What happens if you get a flat? Some manufacturers equip cars with run-flat tires, while others put flat-repair kits in the trunk. Both alternatives have drawbacks, and many motorists say the trend is unsettling.
"I like the security of having a spare. It gives you peace of mind," said Mary Beth Wasmer of Baltimore.
Wasmer said she probably would have passed on the used BMW 335 she bought three months ago if the dealer had said it had no spare — something she discovered herself.
"I couldn't find it," she said. "I opened the trunk, I looked underneath, and there was no spare or even a compartment to put one in."
The trend is gaining traction. A few years ago, virtually all new cars had spares. But last month, about 13 percent of the more than 1 million vehicles sold in the United States did not offer a spare as standard equipment, according to a Los Angeles Times review of vehicle specifications and sales data. Federal regulators don't require spares because they aren't considered an essential safety feature.
The no-spare club includes the Hyundai Elantra and Chevrolet's Cruze and Malibu, three of America's top-selling sedans. Buick's 2012 Regal GS and upcoming hybrid versions of its Regal and LaCrosse sedans will be sans spare, as will some versions of next year's Kia Optima.
Automakers save money by selling cars with four tires instead of five, and the weight savings helps them boost vehicle gas mileage.
Then, too, fewer motorists need to change tires anymore. Technical improvements have made flats less likely, and when they do occur, drivers increasingly rely on roadside assistance services.
"All manufacturers are looking at this," said Alan Batey, U.S. vice president of Chevrolet sales and service. "This is one opportunity to get weight out of vehicles and make them more fuel-efficient. . . . It will take some time for people to understand this technology."
Chevrolet is among the most aggressive of the major brands when it comes to scuttling the spare. The tire inflator kit in the Cruze sheds 26 pounds of spare tire and hardware and provides more trunk space.
Hyundai said ditching the spare saves it about $22 a vehicle. That adds up to about $4.4 million on the 200,000 Elantras it expects to sell this year.
Like Chevy and Buick, Hyundai sells cars with tire-inflation kits. These consist of a can of sealant that is injected through the valve stem, plugging the puncture, and an electric pump to reinflate the tire.
It's not as good as a spare. Sealants "work only if you have a simple puncture in the tread of the tire. And if you use it, it is only a temporary fix," said Eugene Petersen, tire expert for Consumer Reports magazine.

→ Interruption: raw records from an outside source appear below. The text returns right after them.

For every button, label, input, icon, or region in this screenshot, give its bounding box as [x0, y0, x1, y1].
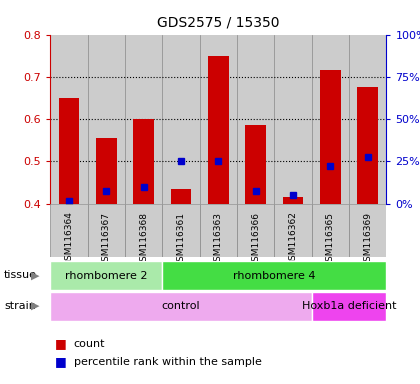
Text: control: control — [162, 301, 200, 311]
Bar — [125, 204, 163, 257]
Bar — [96, 138, 117, 204]
Bar — [274, 204, 312, 257]
Text: ▶: ▶ — [32, 270, 40, 280]
Text: GSM116367: GSM116367 — [102, 212, 111, 266]
Bar — [163, 261, 386, 290]
Bar — [50, 292, 312, 321]
Bar — [163, 35, 200, 204]
Text: ▶: ▶ — [32, 301, 40, 311]
Text: GSM116364: GSM116364 — [65, 212, 73, 266]
Bar — [200, 35, 237, 204]
Text: GSM116363: GSM116363 — [214, 212, 223, 266]
Bar — [312, 35, 349, 204]
Bar — [50, 204, 88, 257]
Text: strain: strain — [4, 301, 36, 311]
Text: tissue: tissue — [4, 270, 37, 280]
Bar — [163, 204, 200, 257]
Text: rhombomere 4: rhombomere 4 — [233, 270, 316, 281]
Bar — [200, 204, 237, 257]
Bar — [88, 35, 125, 204]
Bar — [50, 261, 163, 290]
Bar — [134, 119, 154, 204]
Bar — [237, 204, 274, 257]
Bar — [349, 204, 386, 257]
Text: Hoxb1a deficient: Hoxb1a deficient — [302, 301, 396, 311]
Text: GSM116365: GSM116365 — [326, 212, 335, 266]
Bar — [59, 98, 79, 204]
Text: rhombomere 2: rhombomere 2 — [65, 270, 148, 281]
Text: percentile rank within the sample: percentile rank within the sample — [74, 357, 261, 367]
Bar — [208, 56, 228, 204]
Bar — [125, 35, 163, 204]
Text: GSM116368: GSM116368 — [139, 212, 148, 266]
Text: GSM116366: GSM116366 — [251, 212, 260, 266]
Text: ■: ■ — [55, 337, 66, 350]
Title: GDS2575 / 15350: GDS2575 / 15350 — [157, 15, 280, 29]
Bar — [88, 204, 125, 257]
Bar — [312, 292, 386, 321]
Bar — [50, 35, 88, 204]
Bar — [283, 197, 303, 204]
Bar — [349, 35, 386, 204]
Bar — [312, 204, 349, 257]
Bar — [171, 189, 192, 204]
Bar — [357, 88, 378, 204]
Bar — [320, 71, 341, 204]
Text: GSM116369: GSM116369 — [363, 212, 372, 266]
Bar — [274, 35, 312, 204]
Text: count: count — [74, 339, 105, 349]
Bar — [237, 35, 274, 204]
Text: ■: ■ — [55, 355, 66, 368]
Bar — [245, 126, 266, 204]
Text: GSM116361: GSM116361 — [176, 212, 186, 266]
Text: GSM116362: GSM116362 — [289, 212, 297, 266]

And sealants don't work for sidewall damage that commonly occurs to low-profile tires driven over pothole-strewn roads. Drivers could be left stranded, waiting for a tow.
More expensive cars — including nearly the entire BMW lineup — are forsaking spare tires for run-flat tires, which can be driven at moderate speeds for 50 miles or so with a puncture.
Petersen said there's less risk of being stranded by punctures in run-flat tires, but they're still not a perfect solution. "We hear a lot of complaints about noise, tread life and expense," he said.